By Tim Binnall
The much-heralded National Geographic expedition in search of an answer to the Amelia Earhart mystery managed to unearth what is being called a 'tantalizing clue' from a rather surprising location. Conducted earlier this month, the exhaustive project was helmed by oceanographer Robert Ballard, who famously discovered the wreckage of the Titanic, and searched the waters around the uninhabited island of Nikumaroro in the Pacific Ocean using an advanced aquatic exploration vessel known as the E/V Nautilus.
Concurrent to Ballard's work in the water, a team of archaeologists and anthropologists scoured the island looking for a possible piece of Earhart's plane or other debris which might indicate that the aviatrix and her navigator, Fred Noonan, landed there. Alas, it would seem that the underwater search failed to produce anything that might have been a piece of wreckage from the lost airliner that carried the duo to their mysterious fate, although there were apparently quite a few close calls that turned out to be busts.
Nonetheless, the expedition reportedly did find something which could lend credence to the idea that Earhart and Noonan spent their last days on Nikumaroro.
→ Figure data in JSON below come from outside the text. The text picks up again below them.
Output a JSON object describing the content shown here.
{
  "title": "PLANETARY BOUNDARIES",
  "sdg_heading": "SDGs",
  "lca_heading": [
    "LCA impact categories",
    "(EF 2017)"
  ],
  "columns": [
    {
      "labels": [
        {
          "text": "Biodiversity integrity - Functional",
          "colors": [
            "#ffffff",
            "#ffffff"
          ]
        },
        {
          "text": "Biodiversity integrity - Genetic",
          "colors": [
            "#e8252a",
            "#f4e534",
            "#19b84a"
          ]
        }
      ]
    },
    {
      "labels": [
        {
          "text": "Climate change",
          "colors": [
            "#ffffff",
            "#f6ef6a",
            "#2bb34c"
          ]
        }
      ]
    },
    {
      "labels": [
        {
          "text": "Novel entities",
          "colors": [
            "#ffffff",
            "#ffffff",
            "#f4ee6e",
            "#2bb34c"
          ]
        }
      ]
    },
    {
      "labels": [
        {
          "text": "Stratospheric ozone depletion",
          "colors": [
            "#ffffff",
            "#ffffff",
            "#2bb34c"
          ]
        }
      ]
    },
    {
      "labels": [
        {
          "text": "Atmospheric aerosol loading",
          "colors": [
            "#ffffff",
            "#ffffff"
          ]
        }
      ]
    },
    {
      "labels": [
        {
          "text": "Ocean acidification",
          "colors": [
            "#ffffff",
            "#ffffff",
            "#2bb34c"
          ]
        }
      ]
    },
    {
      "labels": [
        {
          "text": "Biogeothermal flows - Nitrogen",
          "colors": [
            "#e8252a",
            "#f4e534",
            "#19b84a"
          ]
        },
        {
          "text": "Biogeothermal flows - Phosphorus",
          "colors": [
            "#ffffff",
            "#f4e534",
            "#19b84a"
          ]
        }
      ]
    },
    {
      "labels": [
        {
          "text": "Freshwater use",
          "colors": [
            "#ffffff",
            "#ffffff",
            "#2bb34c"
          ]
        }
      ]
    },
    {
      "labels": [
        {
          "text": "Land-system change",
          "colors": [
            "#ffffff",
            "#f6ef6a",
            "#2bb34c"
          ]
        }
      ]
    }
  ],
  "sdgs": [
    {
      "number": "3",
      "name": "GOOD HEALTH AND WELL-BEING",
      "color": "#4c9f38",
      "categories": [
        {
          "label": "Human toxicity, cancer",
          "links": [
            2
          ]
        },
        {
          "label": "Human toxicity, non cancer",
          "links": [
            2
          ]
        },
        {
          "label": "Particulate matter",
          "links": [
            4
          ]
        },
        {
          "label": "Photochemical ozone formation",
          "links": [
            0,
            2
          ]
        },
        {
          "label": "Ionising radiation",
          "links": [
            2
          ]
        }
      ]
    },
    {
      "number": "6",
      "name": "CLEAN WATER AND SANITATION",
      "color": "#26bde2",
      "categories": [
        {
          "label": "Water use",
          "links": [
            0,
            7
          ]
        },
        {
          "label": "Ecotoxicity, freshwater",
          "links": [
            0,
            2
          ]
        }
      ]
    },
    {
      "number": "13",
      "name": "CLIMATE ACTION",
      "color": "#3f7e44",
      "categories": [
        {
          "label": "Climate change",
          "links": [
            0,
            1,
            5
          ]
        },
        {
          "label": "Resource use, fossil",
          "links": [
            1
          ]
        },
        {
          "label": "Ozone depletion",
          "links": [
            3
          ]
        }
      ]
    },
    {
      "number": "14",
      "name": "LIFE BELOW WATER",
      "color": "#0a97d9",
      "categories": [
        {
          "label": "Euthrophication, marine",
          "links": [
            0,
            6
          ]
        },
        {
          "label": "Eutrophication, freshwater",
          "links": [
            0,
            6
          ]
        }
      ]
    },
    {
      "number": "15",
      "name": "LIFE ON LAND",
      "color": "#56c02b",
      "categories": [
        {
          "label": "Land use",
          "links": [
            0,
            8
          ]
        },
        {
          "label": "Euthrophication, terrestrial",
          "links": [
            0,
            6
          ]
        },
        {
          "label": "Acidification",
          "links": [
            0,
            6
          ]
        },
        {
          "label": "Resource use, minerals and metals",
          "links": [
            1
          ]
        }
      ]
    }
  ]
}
Researchers from National Geographic were actually able to locate skull fragments which may be the same pieces of bone that were found on the island in 1940 and subsequently lost. Amazingly, the remains were found at a museum in nearby Kiribati and determined by forensic anthropologist Erin Kimmerle to be part of an adult female's skull.
"We don't know if it's her or not," she said, "but all lines of evidence point to the 1940 bones being in this museum." The possible re-discovery of the lost remains constitutes something of a breakthrough in the sense that they had largely been apocryphal after going missing in 1940 and notes on the bones were the subject of considerable study and speculation. Now in possession of the skull fragments, National Geographic plans to have the remains DNA tested and the cranium reconstructed in the hopes that they can confirm that the bones came from Earhart.
Should that be the case, Ballard indicated that he will participate in a second expedition to the area since it will presumably prove that Earhart and Noonan perished on Nikumaroro and that there are possible additional clues somewhere in the area waiting to be found. Until then, the results of the expedition from this month will be showcased in a cable television documentary set to air on the National Geographic channel in October.